The ethics issue that screams to me in this story, however, is all about the women: all missing for months or years, all young, from poor families, and  black. Did you see any national media stories about them when they were missing persons and not abused corpses? I didn’t. I saw story after story about missing blonde co-eds, and young female professionals, though. I heard ad nauseum about Natalie Holloway, the young woman who disappeared in Aruba after a night of partying; saw dozens of pictures of her, too. I didn’t ever see a photo of  Gloria Walker, or Tonia Carmichael. There were some media stories about them in Cleveland, apparently. But nationally? Nothing.

This is because you have to be pretty, well-off, and most of all, white, before you qualify as news in the national media And the definition of “news” today in TV news is “whatever makes people watch, no matter how trivial, redundant, or wrong.”

The stories told by frustrated relatives of the dead women in Cleveland talk have a similar theme, how neither the police nor the media will do much about the disappearance of a woman from a poor neighborhood, especially if she has a history of drug abuse. Why should that matter? Yes, drug problems can explain short-term disappearances. These women, however, were missing for a very long time. Natalie Holloway disappeared in a foreign country, not an American city, yet her story got literally thousands of hours of coverage, nightly coverage for months. How can a missing affluent white be national news, and dozens of  missing African-American woman not be news at all?  Drug-using black women are human beings too. They are still victims. They matter. Why does the national media act as if they don’t exist?

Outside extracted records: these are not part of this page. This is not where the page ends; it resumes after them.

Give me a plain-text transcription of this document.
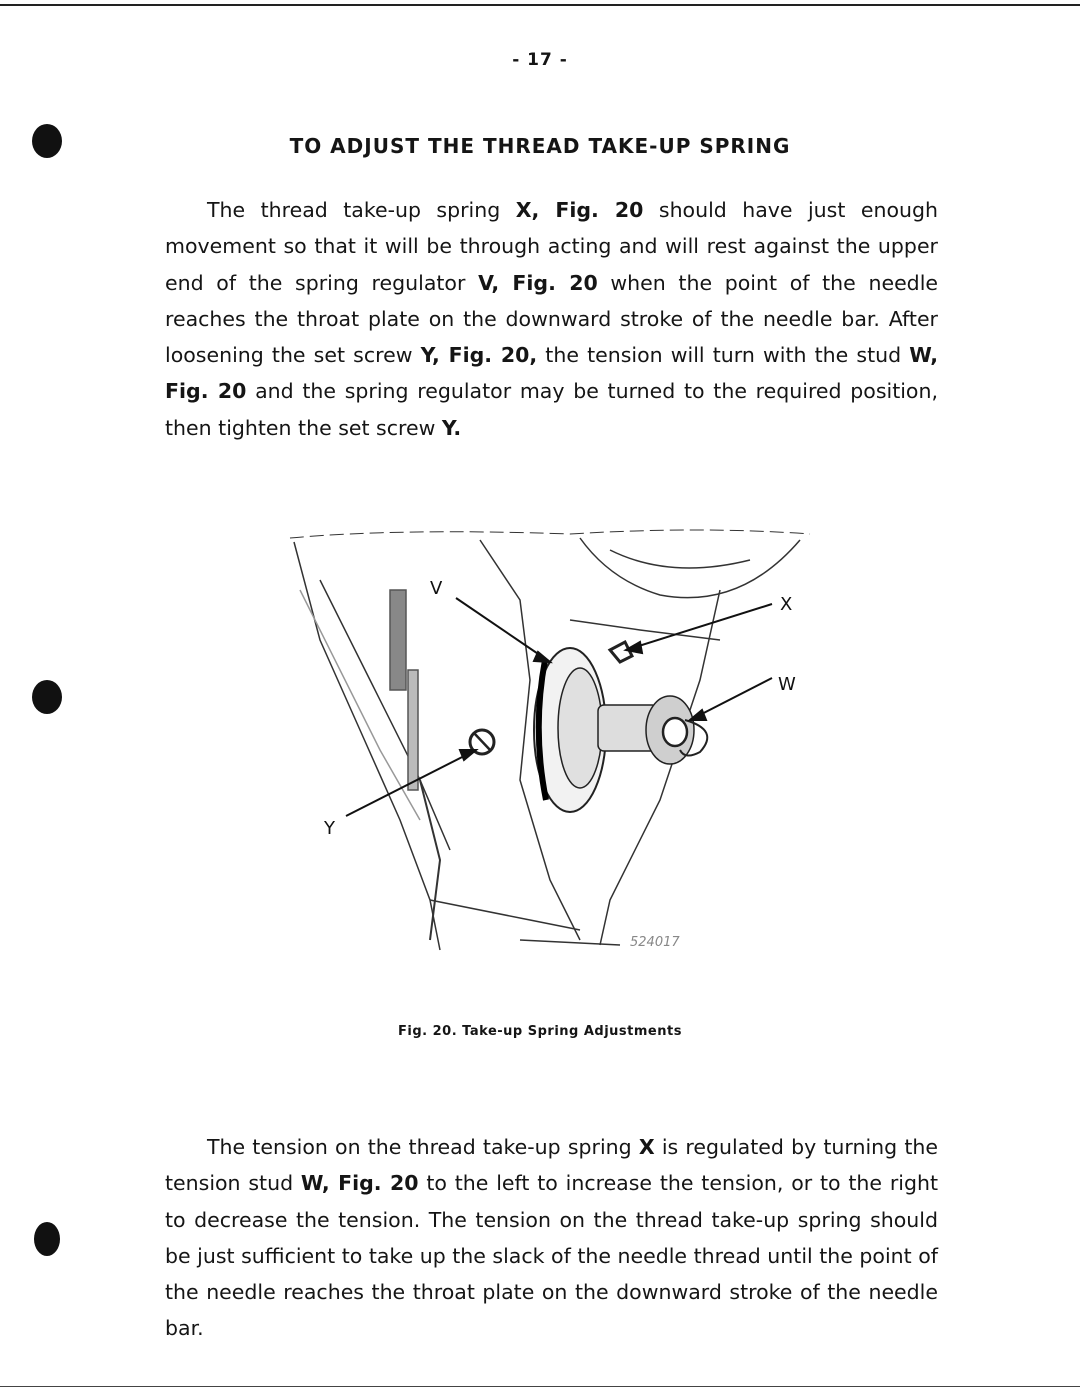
- 17 -
TO ADJUST THE THREAD TAKE-UP SPRING

The thread take-up spring X, Fig. 20 should have just enough movement so that it will be through acting and will rest against the upper end of the spring regulator V, Fig. 20 when the point of the needle reaches the throat plate on the downward stroke of the needle bar. After loosening the set screw Y, Fig. 20, the tension will turn with the stud W, Fig. 20 and the spring regulator may be turned to the required position, then tighten the set screw Y.

V
X
W
Y
524017
Fig. 20. Take-up Spring Adjustments

The tension on the thread take-up spring X is regulated by turning the tension stud W, Fig. 20 to the left to increase the tension, or to the right to decrease the tension. The tension on the thread take-up spring should be just sufficient to take up the slack of the needle thread until the point of the needle reaches the throat plate on the downward stroke of the needle bar.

Well, we know the answer, don’t we? Young affluent whites in their twenties are the demographic Holy Grail for TV networks. Their audiences are more interested in missing white girls, and so the news shows leave desperate black families to their own resources and the occasional local news story. I can’t begin to calculate the damage this must do to the perception of racial respect and fairness in black communities. It has to be significant. It has to damage trust between black and white citizens.

The news media’s refusal to even try to be even-handed is sadly predictable, but it is also unconscionable. They should make a commitment to feature at least one missing African-American woman for every vanished blonde they turn into a running soap opera—there are certainly many missing and ignored black women to choose from. I am not suggesting a quota , or news-reporting affirmative action. This is simply acknowledging and serving a part of the population that routinely gets the worst police work and the least news coverage, in circumstances that mean life or death. The fact that the neww shows aren’t doing this now tells us all we need to know about their priorities.

Ratings, numbers, and money.

What about helping poor parents who have lost a child? To put that concern’s ranking in perspective, consider this: today on Headline News with Robin Meade (Meade is a drop-dead gorgeous CNN newsreader who handles each story like she’s telling a joke at a cheerleader squad slumber party. I’m sure her most dedicated audience members watch the show with the sound off. I am also certain that every time she speaks, Edward R. Murrow rolls over in his grave. Twice.), the program spent five minutes breathlessly telling us that officials have ordered that Joe Namath’s yellow lab has to wear a muzzle. How could this be news? Joe Namath, an old football star, hasn’t done anything of note in more than 30 years. If he was ordered to wear a muzzle, maybe that would be news. But his dog? Headline News has time to report on this drivel, but doesn’t have the time to tell us about  young black women who have disappeared.

The networks can fix this, any time they want to. If they don’t, it is because they just don’t care. I am sure that is exactly how it is perceived in the black community. and they are correct.

Let’s remember this the next time we hear someone crow about how racial inequity is no longer a serious problem in America.

2 thoughts on “Race, Eleven Bodies, and the Media’s Disgrace

  1. Racism lives, even if in this case through economics. News outlets want only ratings (note the “babes” on Fox who show as much cleavage as possible every single day). And if anyone thinks that “Without A Trace” is a fair representation of how the FBI or the various police forces around the nation react to missing persons are totally deluded.

    This needs to be made a national issue. Someone needs to help the parents of these poor women create a website to draw national attention to this travesty.